Il software installato sul telefono è dotato della capacità di riconoscere oggetti, ambienti, persone ed espressioni, distillata grazie all’elaborazione effettuata dall’AI sulla base di migliaia e migliaia di immagini analizzate in precedenza. Si scatta una foto e Drishti si mette al lavoro: con l’ausilio della piattaforma Azure scandaglia l’immagine in cerca di informazioni e di sagome riconoscibili, estrapola il contenuto dal fotogramma e presenta il risultato all’utente con progressivi livelli di precisione.
Pensato per chi non può usare uno schermo, Drishti “racconta” letteralmente quanto ha identificato con un linguaggio semplice e naturale: se nella stanza ci sono due persone può fornire indicazioni sul sesso e sulla loro età, e persino capire il loro stato d’animo. Se il loro profilo è tra quelli registrati dall’utente nell’elenco dei propri amici, colleghi o conoscenti è anche in grado di riconoscerli e riportare il loro nome. In un ambiente affollato, o per strada, può consentire invece di capire dove ci si trova: nelle prossimità di un incrocio, o vicino un palazzo particolare.
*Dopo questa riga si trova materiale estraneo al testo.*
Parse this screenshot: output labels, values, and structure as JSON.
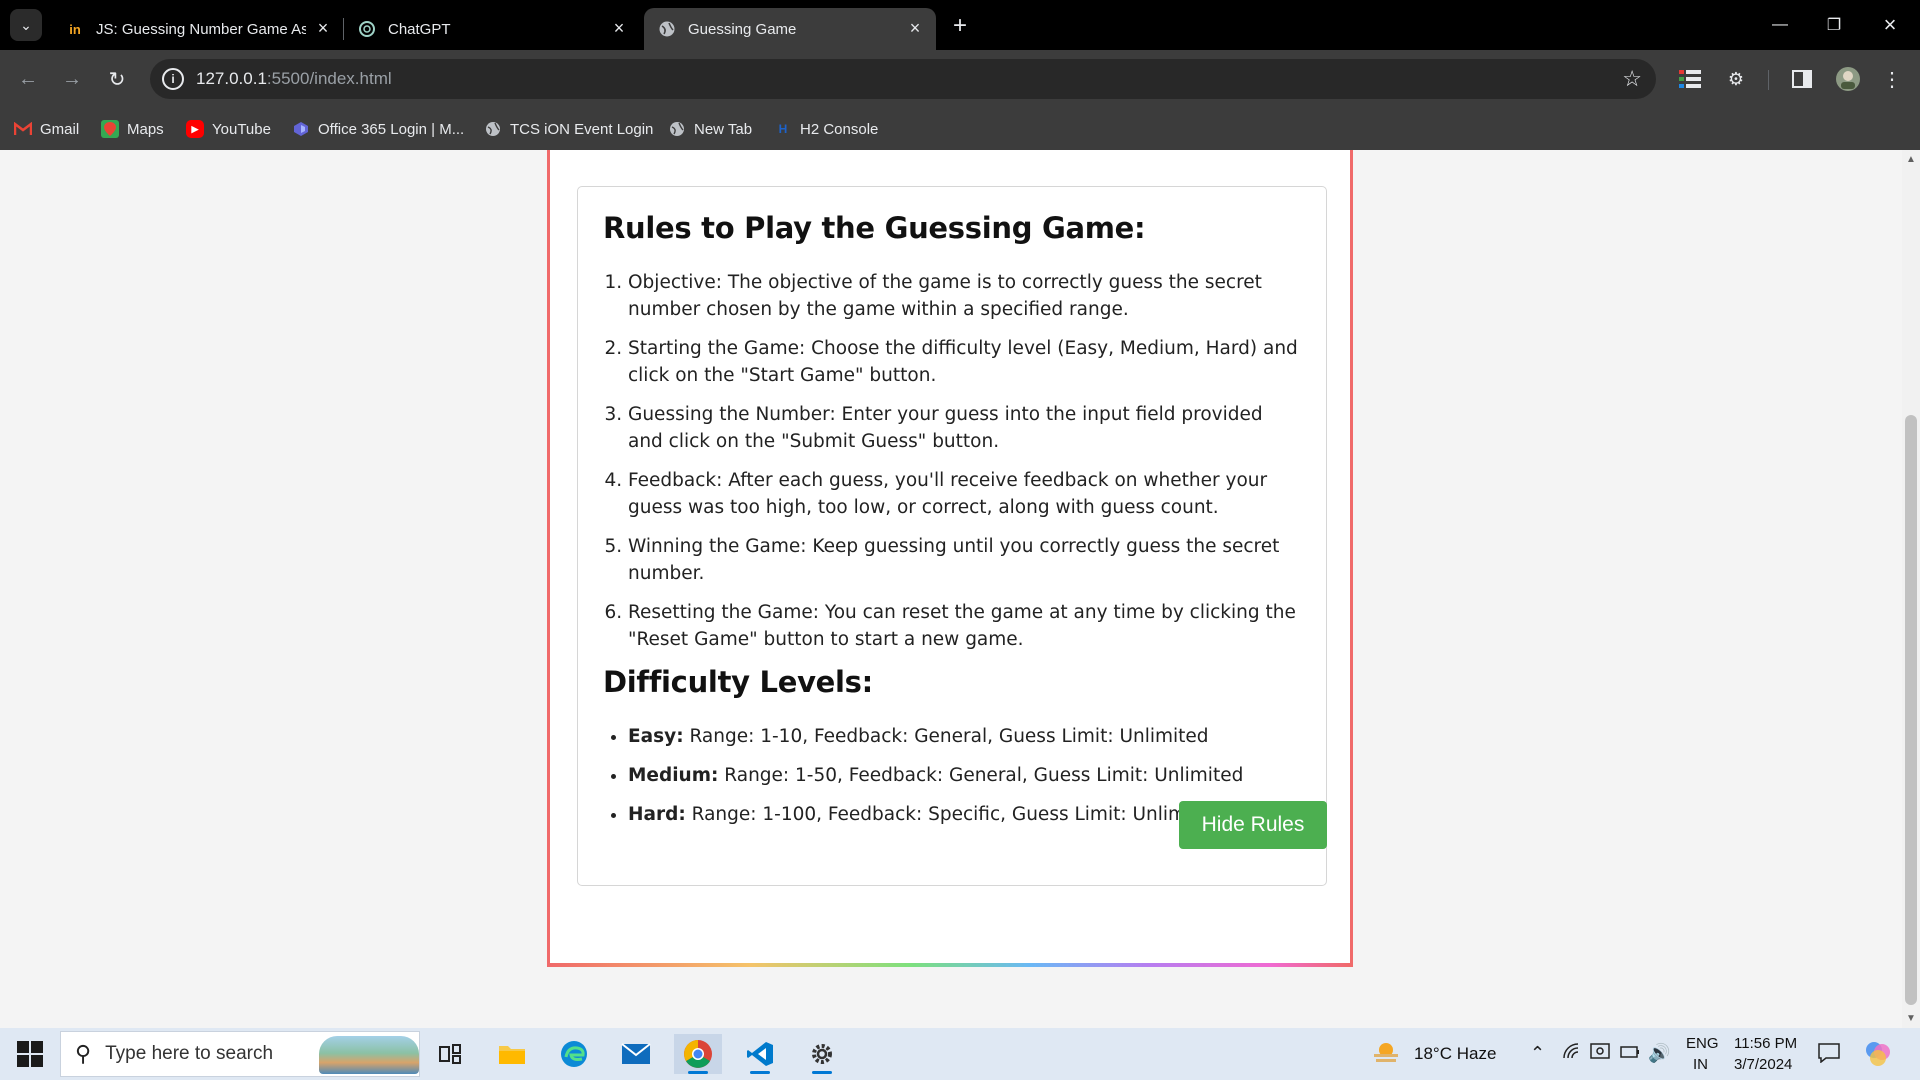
{
  "browser": {
    "tabs": [
      {
        "title": "JS: Guessing Number Game Ass",
        "favicon": "in",
        "active": false
      },
      {
        "title": "ChatGPT",
        "favicon": "openai-icon",
        "active": false
      },
      {
        "title": "Guessing Game",
        "favicon": "globe-icon",
        "active": true
      }
    ],
    "url_host": "127.0.0.1",
    "url_path": ":5500/index.html",
    "bookmarks": [
      {
        "label": "Gmail"
      },
      {
        "label": "Maps"
      },
      {
        "label": "YouTube"
      },
      {
        "label": "Office 365 Login | M..."
      },
      {
        "label": "TCS iON Event Login"
      },
      {
        "label": "New Tab"
      },
      {
        "label": "H2 Console"
      }
    ]
  },
  "page": {
    "rules_title": "Rules to Play the Guessing Game:",
    "rules": [
      "Objective: The objective of the game is to correctly guess the secret number chosen by the game within a specified range.",
      "Starting the Game: Choose the difficulty level (Easy, Medium, Hard) and click on the \"Start Game\" button.",
      "Guessing the Number: Enter your guess into the input field provided and click on the \"Submit Guess\" button.",
      "Feedback: After each guess, you'll receive feedback on whether your guess was too high, too low, or correct, along with guess count.",
      "Winning the Game: Keep guessing until you correctly guess the secret number.",
      "Resetting the Game: You can reset the game at any time by clicking the \"Reset Game\" button to start a new game."
    ],
    "difficulty_title": "Difficulty Levels:",
    "levels": [
      {
        "name": "Easy:",
        "desc": "Range: 1-10, Feedback: General, Guess Limit: Unlimited"
      },
      {
        "name": "Medium:",
        "desc": "Range: 1-50, Feedback: General, Guess Limit: Unlimited"
      },
      {
        "name": "Hard:",
        "desc": "Range: 1-100, Feedback: Specific, Guess Limit: Unlimited"
      }
    ],
    "hide_rules_label": "Hide Rules",
    "colors": {
      "accent_button": "#4caf50",
      "container_border": "#f06a6a"
    }
  },
  "taskbar": {
    "search_placeholder": "Type here to search",
    "weather": "18°C  Haze",
    "lang_top": "ENG",
    "lang_bottom": "IN",
    "time": "11:56 PM",
    "date": "3/7/2024"
  }
}
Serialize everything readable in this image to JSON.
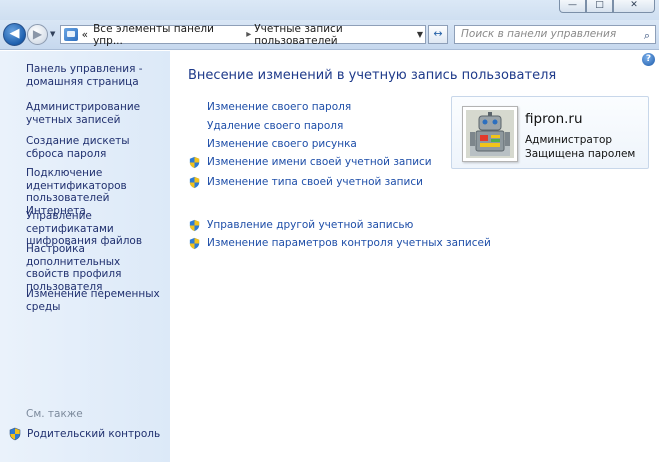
{
  "titlebar": {
    "minimize_glyph": "—",
    "maximize_glyph": "□",
    "close_glyph": "✕"
  },
  "navbar": {
    "back_glyph": "◀",
    "forward_glyph": "▶",
    "breadcrumb_overflow": "«",
    "breadcrumb": [
      "Все элементы панели упр...",
      "Учетные записи пользователей"
    ],
    "refresh_glyph": "↔",
    "search_placeholder": "Поиск в панели управления"
  },
  "sidebar": {
    "items": [
      "Панель управления - домашняя страница",
      "Администрирование учетных записей",
      "Создание дискеты сброса пароля",
      "Подключение идентификаторов пользователей Интернета",
      "Управление сертификатами шифрования файлов",
      "Настройка дополнительных свойств профиля пользователя",
      "Изменение переменных среды"
    ],
    "see_also_heading": "См. также",
    "see_also_items": [
      "Родительский контроль"
    ]
  },
  "main": {
    "help_glyph": "?",
    "title": "Внесение изменений в учетную запись пользователя",
    "tasks": [
      {
        "label": "Изменение своего пароля",
        "shield": false
      },
      {
        "label": "Удаление своего пароля",
        "shield": false
      },
      {
        "label": "Изменение своего рисунка",
        "shield": false
      },
      {
        "label": "Изменение имени своей учетной записи",
        "shield": true
      },
      {
        "label": "Изменение типа своей учетной записи",
        "shield": true
      }
    ],
    "other_tasks": [
      {
        "label": "Управление другой учетной записью",
        "shield": true
      },
      {
        "label": "Изменение параметров контроля учетных записей",
        "shield": true
      }
    ]
  },
  "user": {
    "name": "fipron.ru",
    "role": "Администратор",
    "status": "Защищена паролем"
  },
  "colors": {
    "link": "#1e4ea8",
    "sidebar_bg": "#dce9f8",
    "title": "#1e3a8a"
  }
}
Il software è anche in grado di individuare possibili barriere architettoniche, come una porta a vetri, aumentando la sicurezza di chi lo impiega per spostarsi.
Drishti è poi in grado di leggere scritte di varia natura: gli si può chiedere di leggere per noi la pagina di un libro, oppure di un documento di lavoro, così come è in grado di riconoscere un’insegna di un negozio per permettere di capire se ci si trova all’indirizzo giusto per la propria destinazione.
Il mondo è di tutti
Dietro la nascita di Drishti c’è un programma per l’inclusione e le pari opportunità di Accenture, denominato Tech4Good. L’idea alla base del programma è quello di dimostrare come la tecnologia possa consentire di migliorare e aumentare le capacità umane in termini positivi, offrendo la possibilità di fare di più e meglio a tutti. “Questo lavoro riflette il nostro impegno di lunga data, il nostro sforzo nel creare un ambiente davvero a misura d’uomo in cui le persone possano essere sé stesse, e vivere al meglio sia la loro vita professionale che quella personale” spiega Paul Daugherty, CTO di Accenture.
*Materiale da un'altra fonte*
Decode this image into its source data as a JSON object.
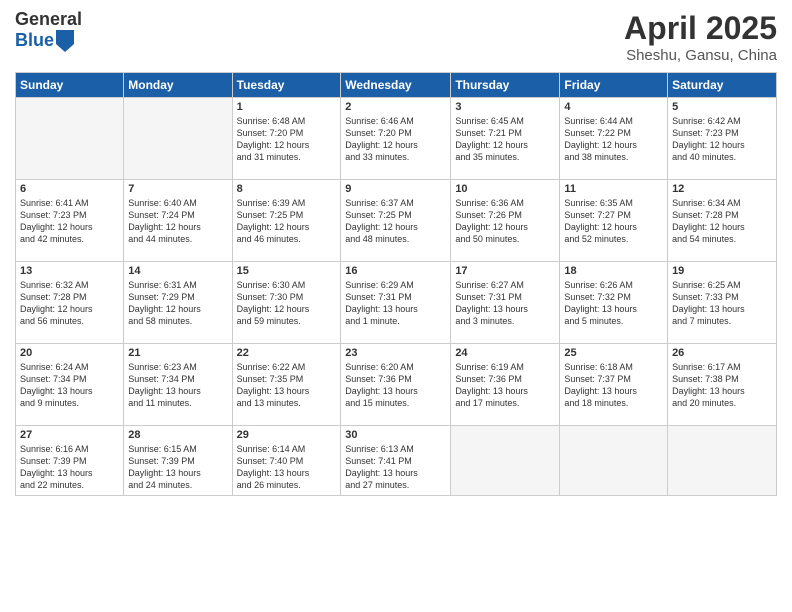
{
  "logo": {
    "general": "General",
    "blue": "Blue"
  },
  "title": {
    "month": "April 2025",
    "location": "Sheshu, Gansu, China"
  },
  "days_of_week": [
    "Sunday",
    "Monday",
    "Tuesday",
    "Wednesday",
    "Thursday",
    "Friday",
    "Saturday"
  ],
  "weeks": [
    [
      {
        "day": "",
        "info": ""
      },
      {
        "day": "",
        "info": ""
      },
      {
        "day": "1",
        "info": "Sunrise: 6:48 AM\nSunset: 7:20 PM\nDaylight: 12 hours\nand 31 minutes."
      },
      {
        "day": "2",
        "info": "Sunrise: 6:46 AM\nSunset: 7:20 PM\nDaylight: 12 hours\nand 33 minutes."
      },
      {
        "day": "3",
        "info": "Sunrise: 6:45 AM\nSunset: 7:21 PM\nDaylight: 12 hours\nand 35 minutes."
      },
      {
        "day": "4",
        "info": "Sunrise: 6:44 AM\nSunset: 7:22 PM\nDaylight: 12 hours\nand 38 minutes."
      },
      {
        "day": "5",
        "info": "Sunrise: 6:42 AM\nSunset: 7:23 PM\nDaylight: 12 hours\nand 40 minutes."
      }
    ],
    [
      {
        "day": "6",
        "info": "Sunrise: 6:41 AM\nSunset: 7:23 PM\nDaylight: 12 hours\nand 42 minutes."
      },
      {
        "day": "7",
        "info": "Sunrise: 6:40 AM\nSunset: 7:24 PM\nDaylight: 12 hours\nand 44 minutes."
      },
      {
        "day": "8",
        "info": "Sunrise: 6:39 AM\nSunset: 7:25 PM\nDaylight: 12 hours\nand 46 minutes."
      },
      {
        "day": "9",
        "info": "Sunrise: 6:37 AM\nSunset: 7:25 PM\nDaylight: 12 hours\nand 48 minutes."
      },
      {
        "day": "10",
        "info": "Sunrise: 6:36 AM\nSunset: 7:26 PM\nDaylight: 12 hours\nand 50 minutes."
      },
      {
        "day": "11",
        "info": "Sunrise: 6:35 AM\nSunset: 7:27 PM\nDaylight: 12 hours\nand 52 minutes."
      },
      {
        "day": "12",
        "info": "Sunrise: 6:34 AM\nSunset: 7:28 PM\nDaylight: 12 hours\nand 54 minutes."
      }
    ],
    [
      {
        "day": "13",
        "info": "Sunrise: 6:32 AM\nSunset: 7:28 PM\nDaylight: 12 hours\nand 56 minutes."
      },
      {
        "day": "14",
        "info": "Sunrise: 6:31 AM\nSunset: 7:29 PM\nDaylight: 12 hours\nand 58 minutes."
      },
      {
        "day": "15",
        "info": "Sunrise: 6:30 AM\nSunset: 7:30 PM\nDaylight: 12 hours\nand 59 minutes."
      },
      {
        "day": "16",
        "info": "Sunrise: 6:29 AM\nSunset: 7:31 PM\nDaylight: 13 hours\nand 1 minute."
      },
      {
        "day": "17",
        "info": "Sunrise: 6:27 AM\nSunset: 7:31 PM\nDaylight: 13 hours\nand 3 minutes."
      },
      {
        "day": "18",
        "info": "Sunrise: 6:26 AM\nSunset: 7:32 PM\nDaylight: 13 hours\nand 5 minutes."
      },
      {
        "day": "19",
        "info": "Sunrise: 6:25 AM\nSunset: 7:33 PM\nDaylight: 13 hours\nand 7 minutes."
      }
    ],
    [
      {
        "day": "20",
        "info": "Sunrise: 6:24 AM\nSunset: 7:34 PM\nDaylight: 13 hours\nand 9 minutes."
      },
      {
        "day": "21",
        "info": "Sunrise: 6:23 AM\nSunset: 7:34 PM\nDaylight: 13 hours\nand 11 minutes."
      },
      {
        "day": "22",
        "info": "Sunrise: 6:22 AM\nSunset: 7:35 PM\nDaylight: 13 hours\nand 13 minutes."
      },
      {
        "day": "23",
        "info": "Sunrise: 6:20 AM\nSunset: 7:36 PM\nDaylight: 13 hours\nand 15 minutes."
      },
      {
        "day": "24",
        "info": "Sunrise: 6:19 AM\nSunset: 7:36 PM\nDaylight: 13 hours\nand 17 minutes."
      },
      {
        "day": "25",
        "info": "Sunrise: 6:18 AM\nSunset: 7:37 PM\nDaylight: 13 hours\nand 18 minutes."
      },
      {
        "day": "26",
        "info": "Sunrise: 6:17 AM\nSunset: 7:38 PM\nDaylight: 13 hours\nand 20 minutes."
      }
    ],
    [
      {
        "day": "27",
        "info": "Sunrise: 6:16 AM\nSunset: 7:39 PM\nDaylight: 13 hours\nand 22 minutes."
      },
      {
        "day": "28",
        "info": "Sunrise: 6:15 AM\nSunset: 7:39 PM\nDaylight: 13 hours\nand 24 minutes."
      },
      {
        "day": "29",
        "info": "Sunrise: 6:14 AM\nSunset: 7:40 PM\nDaylight: 13 hours\nand 26 minutes."
      },
      {
        "day": "30",
        "info": "Sunrise: 6:13 AM\nSunset: 7:41 PM\nDaylight: 13 hours\nand 27 minutes."
      },
      {
        "day": "",
        "info": ""
      },
      {
        "day": "",
        "info": ""
      },
      {
        "day": "",
        "info": ""
      }
    ]
  ]
}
Drishti per ora è solo un esperimento, sviluppato in collaborazione con l’Associazione Nazionale Ciechi India, che viene testato da oltre 100 dipendenti Accenture della filiale asiatica del gruppo, oltre che da team nel resto del mondo (con un pilota per la lingua spagnola). L’obiettivo è quello di creare una piattaforma e accumulare abbastanza esperienza per renderlo un progetto replicabile su vasta scala: non parliamo di decenni, ma di un futuro decisamente prossimo nel quale compiti e lavori oggi preclusi a ipovedenti e ciechi potranno essere svolti da chiunque.
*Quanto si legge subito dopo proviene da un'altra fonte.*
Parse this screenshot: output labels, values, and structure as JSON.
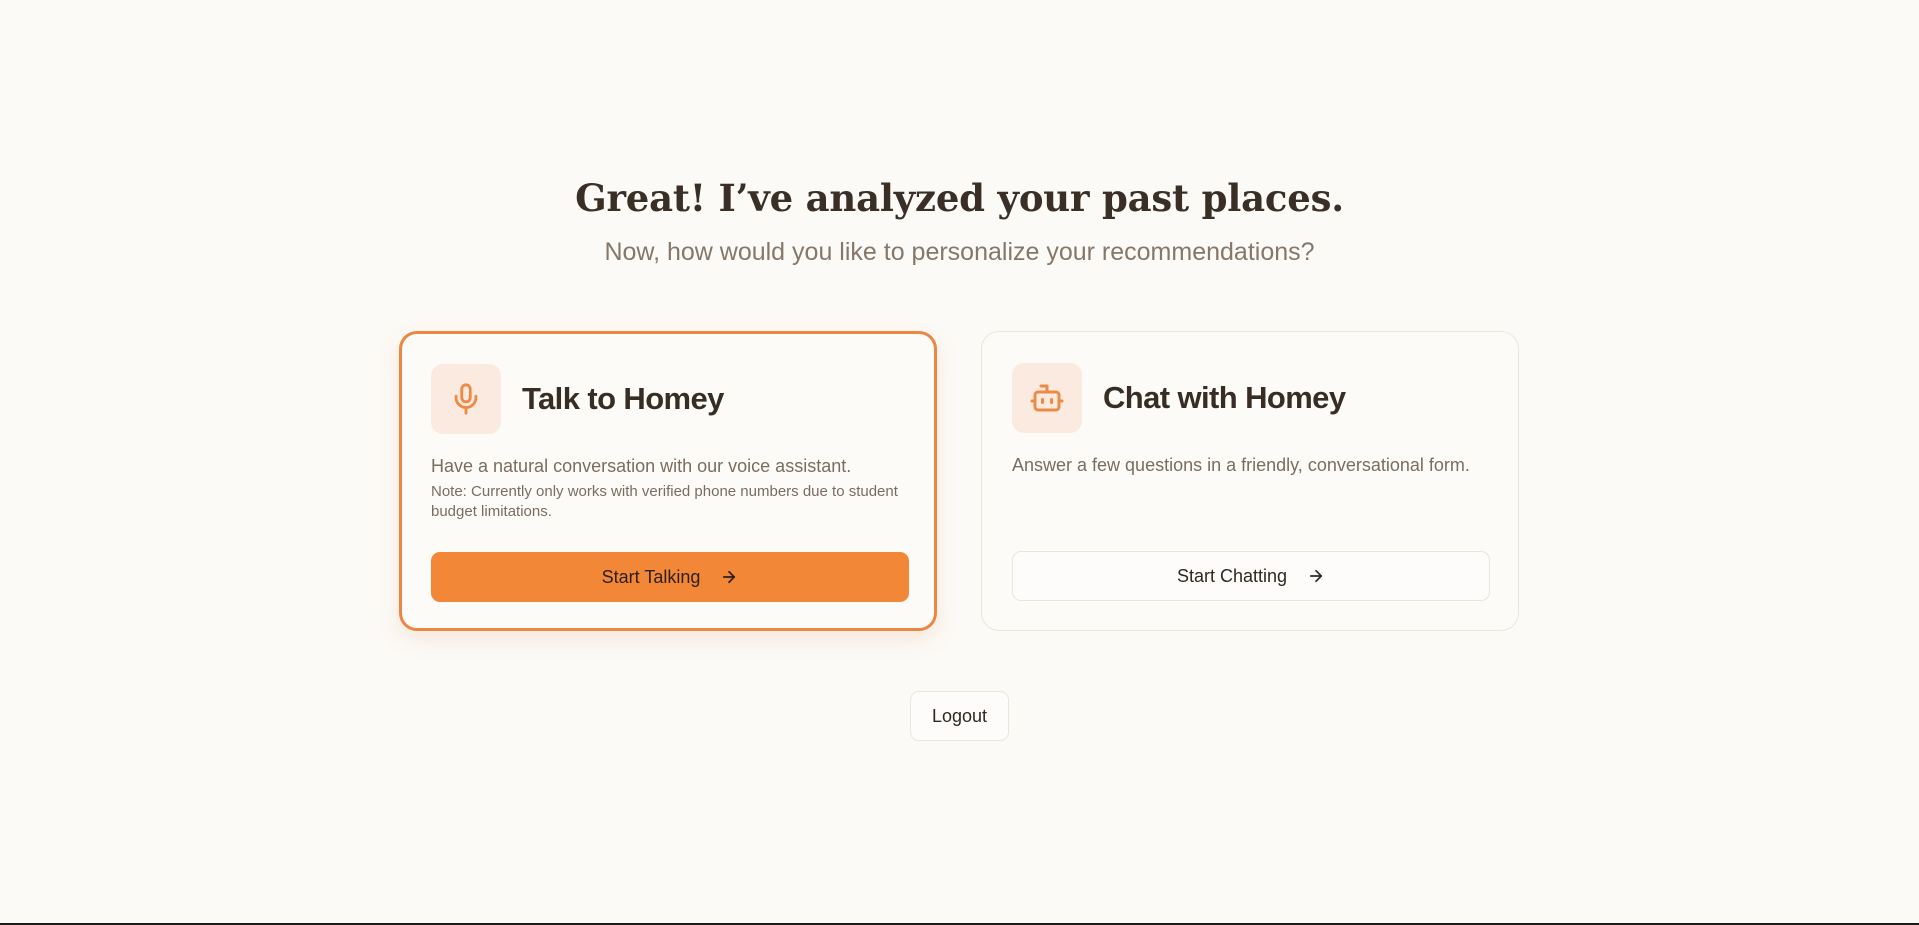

L’obiettivo del programma Tech4Good di Accenture è proprio questo: mostrare come il progresso della tecnologia, come nel caso dell’intelligenza artificiale, ha raggiunto un tale livello e una tale velocità che oggi è possibile sviluppare in poco tempo soluzioni capaci di generare un impatto significativo sulla società. Nei laboratori indiani di Accenture hanno visto l’opportunità offerta da computer vision e intelligenza artificiale e hanno deciso di provare ad applicarla alla vita reale: come dimostra la demo mostrata al Mobile World Congress 2018, il risultato dell’applied intelligence è più che convincente.